The second aspect the governor wanted to highlight is the caution with which banks assess companies.

"To credit a poorly capitalized company or with negative capital is ... let's just say that it is simply jail for a banker. How can one ask for something like that? Should we not have a proper reform of companies then, force them in a way to capitalize? All these elements are clearly included - for experts, it is true - in our stability report. Because they know what troubles us and also what is bothering the political class, included, but I can only take this commitment to get together," the head of BNR said.

He added that ordinances such as 114 only worsen the situation.

"Always clashing the banks, the society and the enterprises against each other, this is not the solution, as bankers do have a responsibility. They are accountable for the depositors's money, they answer with their head, so they cannot credit in any way they see fit," Isarescu considers.

The governor repeated the idea that there is money in banks.

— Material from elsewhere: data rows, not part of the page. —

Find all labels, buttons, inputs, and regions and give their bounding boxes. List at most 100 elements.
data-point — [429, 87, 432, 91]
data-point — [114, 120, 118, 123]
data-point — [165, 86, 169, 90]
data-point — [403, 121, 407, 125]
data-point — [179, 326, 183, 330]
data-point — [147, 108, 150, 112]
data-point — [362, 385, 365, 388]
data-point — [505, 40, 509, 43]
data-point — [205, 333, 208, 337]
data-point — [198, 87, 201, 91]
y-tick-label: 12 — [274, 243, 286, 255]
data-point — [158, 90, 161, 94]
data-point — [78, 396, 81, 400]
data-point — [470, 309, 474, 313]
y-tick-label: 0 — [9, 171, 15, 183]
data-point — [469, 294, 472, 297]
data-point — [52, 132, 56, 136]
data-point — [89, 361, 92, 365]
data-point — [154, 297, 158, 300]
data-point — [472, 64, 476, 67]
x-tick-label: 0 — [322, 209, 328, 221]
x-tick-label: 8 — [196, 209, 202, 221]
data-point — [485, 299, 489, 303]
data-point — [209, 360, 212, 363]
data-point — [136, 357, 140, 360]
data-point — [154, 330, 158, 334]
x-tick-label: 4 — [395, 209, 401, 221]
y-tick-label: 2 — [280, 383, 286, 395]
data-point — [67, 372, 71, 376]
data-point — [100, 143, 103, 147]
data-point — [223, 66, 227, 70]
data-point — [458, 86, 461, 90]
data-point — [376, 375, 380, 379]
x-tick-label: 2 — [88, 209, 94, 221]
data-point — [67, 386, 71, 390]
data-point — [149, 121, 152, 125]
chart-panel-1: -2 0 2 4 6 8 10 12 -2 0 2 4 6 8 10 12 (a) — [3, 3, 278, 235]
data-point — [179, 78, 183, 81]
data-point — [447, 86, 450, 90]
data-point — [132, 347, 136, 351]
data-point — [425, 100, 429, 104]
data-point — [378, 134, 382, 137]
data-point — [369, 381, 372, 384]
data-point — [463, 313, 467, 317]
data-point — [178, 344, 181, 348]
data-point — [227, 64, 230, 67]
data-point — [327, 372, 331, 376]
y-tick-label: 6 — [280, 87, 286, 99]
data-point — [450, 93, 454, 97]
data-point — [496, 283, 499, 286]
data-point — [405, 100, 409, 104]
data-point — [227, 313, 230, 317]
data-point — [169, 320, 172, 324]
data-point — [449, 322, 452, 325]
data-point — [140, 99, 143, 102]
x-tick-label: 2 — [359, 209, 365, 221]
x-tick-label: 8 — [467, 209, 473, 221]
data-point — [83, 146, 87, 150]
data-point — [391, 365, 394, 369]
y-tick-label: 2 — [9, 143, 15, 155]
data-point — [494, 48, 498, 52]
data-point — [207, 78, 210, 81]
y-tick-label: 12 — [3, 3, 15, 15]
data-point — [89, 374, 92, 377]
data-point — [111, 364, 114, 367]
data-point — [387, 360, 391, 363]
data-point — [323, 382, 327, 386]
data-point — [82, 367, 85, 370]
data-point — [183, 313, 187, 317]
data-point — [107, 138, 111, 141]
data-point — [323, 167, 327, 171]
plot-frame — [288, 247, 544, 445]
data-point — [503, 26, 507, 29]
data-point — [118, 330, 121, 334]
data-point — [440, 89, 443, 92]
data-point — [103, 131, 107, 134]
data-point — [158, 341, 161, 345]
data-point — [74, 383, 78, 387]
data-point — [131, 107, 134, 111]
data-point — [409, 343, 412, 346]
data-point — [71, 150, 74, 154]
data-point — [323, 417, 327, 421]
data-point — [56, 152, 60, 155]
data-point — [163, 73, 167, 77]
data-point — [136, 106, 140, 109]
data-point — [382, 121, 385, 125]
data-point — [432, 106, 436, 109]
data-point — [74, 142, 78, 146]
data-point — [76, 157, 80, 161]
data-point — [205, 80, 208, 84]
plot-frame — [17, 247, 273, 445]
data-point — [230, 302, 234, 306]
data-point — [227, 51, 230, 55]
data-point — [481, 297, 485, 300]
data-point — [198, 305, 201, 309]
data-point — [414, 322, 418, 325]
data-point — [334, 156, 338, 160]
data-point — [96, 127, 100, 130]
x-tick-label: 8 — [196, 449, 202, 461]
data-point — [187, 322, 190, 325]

"There is also the belief that banks do not give money to companies because they give it to the state. Butt if they did not give money to the state, they would give it to other states, they would buy securities abroad, as they have to do something with that money. And, from a country with a current account deficit, we end up being capital exporters. It is very good that the banks give to the Romanian state," says the central bank governor.

At the end of the conference, Isarescu returned to the topic of financial intermediation, asked by journalists if BNR can take measures to relaunch the lending of companies.

"I have not said, to make it clear, that the whole motivation of credit to enterprises, on a downward trend, stagnant or having a slight growth, is due only to structural or enterprise-related causes. If this is how it was understood, I correct myself. The cause is not only there," he said.

In his view, the banks, which have become overly cautious, also bear the blame, but also some politicians, with their populist statements, who have weakened the confidence in the banking system.

"Other causes are related to the banks' behavior. It is clear that they are overly cautious. That's why my message is positive: let's get together here and rebuild trust. Nothing can be done without trust. By paraphrasing Marin Preda: if there is no trust, there is nothing in the banking field. There is no way to rebuild the credit. (...) There is no way to lend, either at enterprise level, or for dwelling, or at the population's level without trust between the partners. That's why we said that this avalanche of legislative initiatives promoted, let's clearly say it, by non-specialists, by people with whom it is hard to talk, that is, you discuss something and they ... they have overly populist approaches. Populism is everywhere in Europe, we are not going to say that it's more in Romania. But it has taken some strange forms in our case. (...) We will try this summer and in autumn to bring together [the sides, ed.n.] and rebuild confidence between banks and corporations and between banks and the population," Isarescu said .

Another problem is related to the insufficiently prepared staff of the banks, the head of the National Bank of Romania added.